Il clamoroso ritorno di Intel è ancora più incredibile di quanto sembri
Bloomberg ha pubblicato questa settimana un’approfondita analisi su come il CEO di Intel, Lip-Bu Tan, stia cercando di rimettere in carreggiata uno dei nomi più leggendari — e traballanti — della Silicon Valley. Vale la lettura, ma in realtà tralascia l’aspetto più sconvolgente: nell’ultimo anno il titolo Intel è schizzato del 490%. Un rally pazzesco, frutto di una scommessa di Wall Street che potrebbe correre molto più veloce del reale cambio di passo dell’azienda.
Tan, subentrato a marzo dello scorso anno, nei primi dodici mesi ha puntato più sulle relazioni che sulla riorganizzazione. Ha strappato un accordo estremamente favorevole con il governo degli Stati Uniti — oggi terzo maggiore azionista di Intel —, ha stretto i rapporti con Elon Musk per una partnership produttiva e, secondo indiscrezioni, avrebbe messo a segno intese preliminari di manifattura con Apple e Tesla.

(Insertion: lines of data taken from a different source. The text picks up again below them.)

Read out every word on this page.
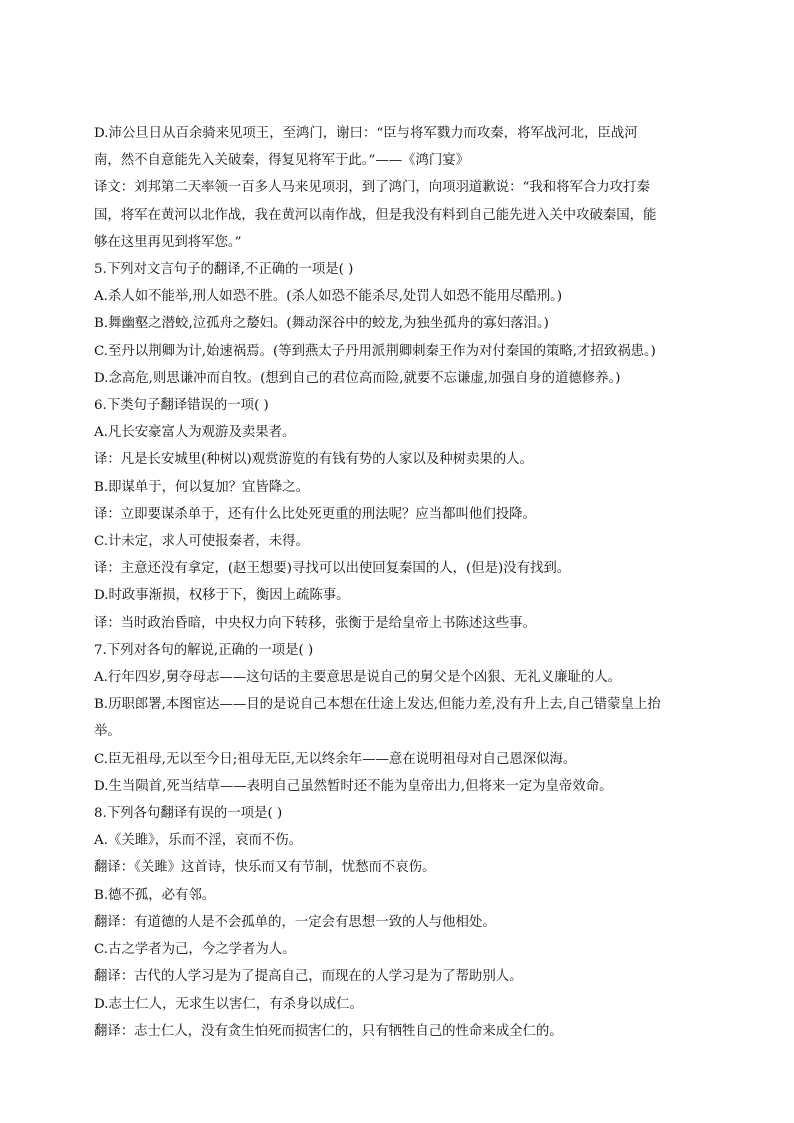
D.沛公旦日从百余骑来见项王，至鸿门，谢曰：“臣与将军戮力而攻秦，将军战河北，臣战河
南，然不自意能先入关破秦，得复见将军于此。”——《鸿门宴》
译文：刘邦第二天率领一百多人马来见项羽，到了鸿门，向项羽道歉说：“我和将军合力攻打秦
国，将军在黄河以北作战，我在黄河以南作战，但是我没有料到自己能先进入关中攻破秦国，能
够在这里再见到将军您。”
5.下列对文言句子的翻译,不正确的一项是( )
A.杀人如不能举,刑人如恐不胜。(杀人如恐不能杀尽,处罚人如恐不能用尽酷刑。)
B.舞幽壑之潜蛟,泣孤舟之嫠妇。(舞动深谷中的蛟龙,为独坐孤舟的寡妇落泪。)
C.至丹以荆卿为计,始速祸焉。(等到燕太子丹用派荆卿刺秦王作为对付秦国的策略,才招致祸患。)
D.念高危,则思谦冲而自牧。(想到自己的君位高而险,就要不忘谦虚,加强自身的道德修养。)
6.下类句子翻译错误的一项( )
A.凡长安豪富人为观游及卖果者。
译：凡是长安城里(种树以)观赏游览的有钱有势的人家以及种树卖果的人。
B.即谋单于，何以复加？宜皆降之。
译：立即要谋杀单于，还有什么比处死更重的刑法呢？应当都叫他们投降。
C.计未定，求人可使报秦者，未得。
译：主意还没有拿定，(赵王想要)寻找可以出使回复秦国的人，(但是)没有找到。
D.时政事渐损，权移于下，衡因上疏陈事。
译：当时政治昏暗，中央权力向下转移，张衡于是给皇帝上书陈述这些事。
7.下列对各句的解说,正确的一项是( )
A.行年四岁,舅夺母志——这句话的主要意思是说自己的舅父是个凶狠、无礼义廉耻的人。
B.历职郎署,本图宦达——目的是说自己本想在仕途上发达,但能力差,没有升上去,自己错蒙皇上抬
举。
C.臣无祖母,无以至今日;祖母无臣,无以终余年——意在说明祖母对自己恩深似海。
D.生当陨首,死当结草——表明自己虽然暂时还不能为皇帝出力,但将来一定为皇帝效命。
8.下列各句翻译有误的一项是( )
A.《关雎》，乐而不淫，哀而不伤。
翻译：《关雎》这首诗，快乐而又有节制，忧愁而不哀伤。
B.德不孤，必有邻。
翻译：有道德的人是不会孤单的，一定会有思想一致的人与他相处。
C.古之学者为己，今之学者为人。
翻译：古代的人学习是为了提高自己，而现在的人学习是为了帮助别人。
D.志士仁人，无求生以害仁，有杀身以成仁。
翻译：志士仁人，没有贪生怕死而损害仁的，只有牺牲自己的性命来成全仁的。
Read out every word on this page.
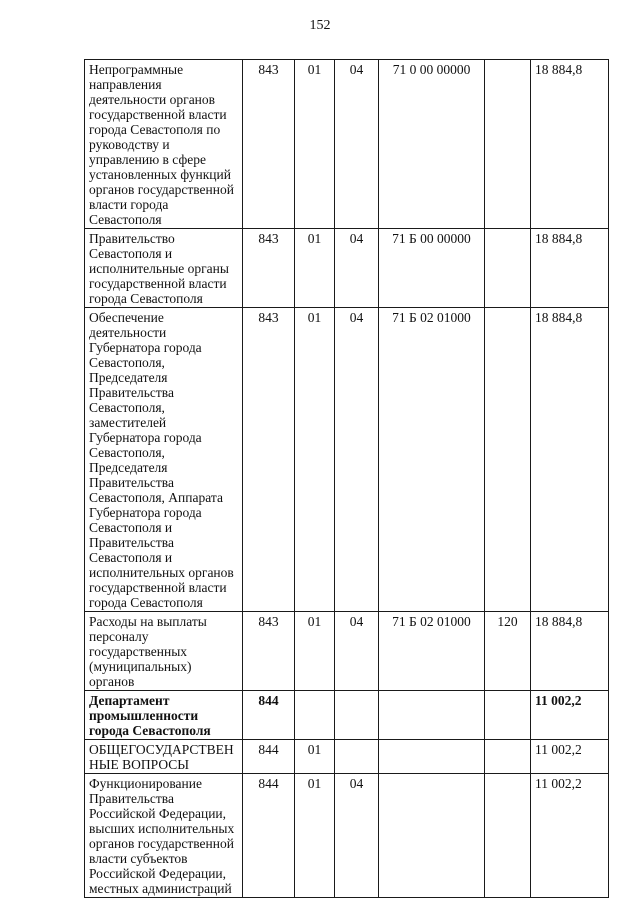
152
Непрограммные направления деятельности органов государственной власти города Севастополя по руководству и управлению в сфере установленных функций органов государственной власти города Севастополя	843	01	04	71 0 00 00000		18 884,8
Правительство Севастополя и исполнительные органы государственной власти города Севастополя	843	01	04	71 Б 00 00000		18 884,8
Обеспечение деятельности Губернатора города Севастополя, Председателя Правительства Севастополя, заместителей Губернатора города Севастополя, Председателя Правительства Севастополя, Аппарата Губернатора города Севастополя и Правительства Севастополя и исполнительных органов государственной власти города Севастополя	843	01	04	71 Б 02 01000		18 884,8
Расходы на выплаты персоналу государственных (муниципальных) органов	843	01	04	71 Б 02 01000	120	18 884,8
Департамент промышленности города Севастополя	844					11 002,2
ОБЩЕГОСУДАРСТВЕН НЫЕ ВОПРОСЫ	844	01				11 002,2
Функционирование Правительства Российской Федерации, высших исполнительных органов государственной власти субъектов Российской Федерации, местных администраций	844	01	04			11 002,2
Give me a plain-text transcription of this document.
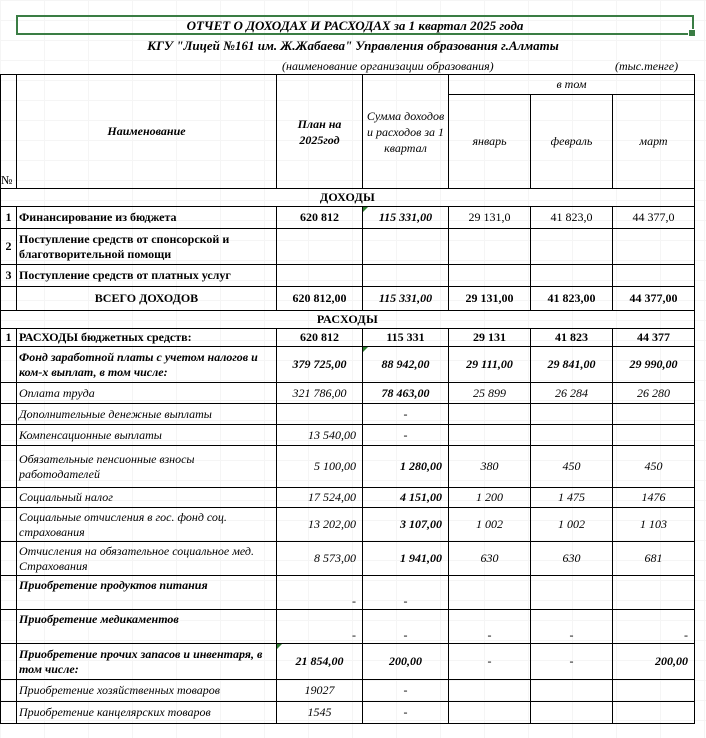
ОТЧЕТ О ДОХОДАХ И РАСХОДАХ за 1 квартал 2025 года
КГУ "Лицей №161 им. Ж.Жабаева" Управления образования г.Алматы
(наименование организации образования)	(тыс.тенге)
№	Наименование	План на 2025год	Сумма доходов и расходов за 1 квартал	в том		
				январь	февраль	март
ДОХОДЫ						
1	Финансирование из бюджета	620 812	115 331,00	29 131,0	41 823,0	44 377,0
2	Поступление средств от спонсорской и благотворительной помощи					
3	Поступление средств от платных услуг					
	ВСЕГО ДОХОДОВ	620 812,00	115 331,00	29 131,00	41 823,00	44 377,00
РАСХОДЫ						
1	РАСХОДЫ бюджетных средств:	620 812	115 331	29 131	41 823	44 377
	Фонд заработной платы с учетом налогов и ком-х выплат, в том числе:	379 725,00	88 942,00	29 111,00	29 841,00	29 990,00
	Оплата труда	321 786,00	78 463,00	25 899	26 284	26 280
	Дополнительные денежные выплаты		-			
	Компенсационные выплаты	13 540,00	-			
	Обязательные пенсионные взносы работодателей	5 100,00	1 280,00	380	450	450
	Социальный налог	17 524,00	4 151,00	1 200	1 475	1476
	Социальные отчисления в гос. фонд соц. страхования	13 202,00	3 107,00	1 002	1 002	1 103
	Отчисления на обязательное социальное мед. Страхования	8 573,00	1 941,00	630	630	681
	Приобретение продуктов питания	-	-			
	Приобретение медикаментов	-	-	-	-	-
	Приобретение прочих запасов и инвентаря, в том числе:	21 854,00	200,00	-	-	200,00
	Приобретение хозяйственных товаров	19027	-			
	Приобретение канцелярских товаров	1545	-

Sul piano operativo, però, il quadro resta complicato. I rendimenti produttivi dei chip di Intel sono ancora distanti da quelli del leader di settore TSMC, e alcune fonti interne citate da Bloomberg raccontano che Tan, dentro l’azienda, sia stato piuttosto avaro di dettagli concreti: in certi team si sarebbero semplicemente “spostate” le scadenze mancate, più che recuperate.
Gli investitori, intanto, stanno scommettendo forte sulla visione d’insieme. Se poi l’esecuzione sarà all’altezza, è la domanda da miliardi di dollari.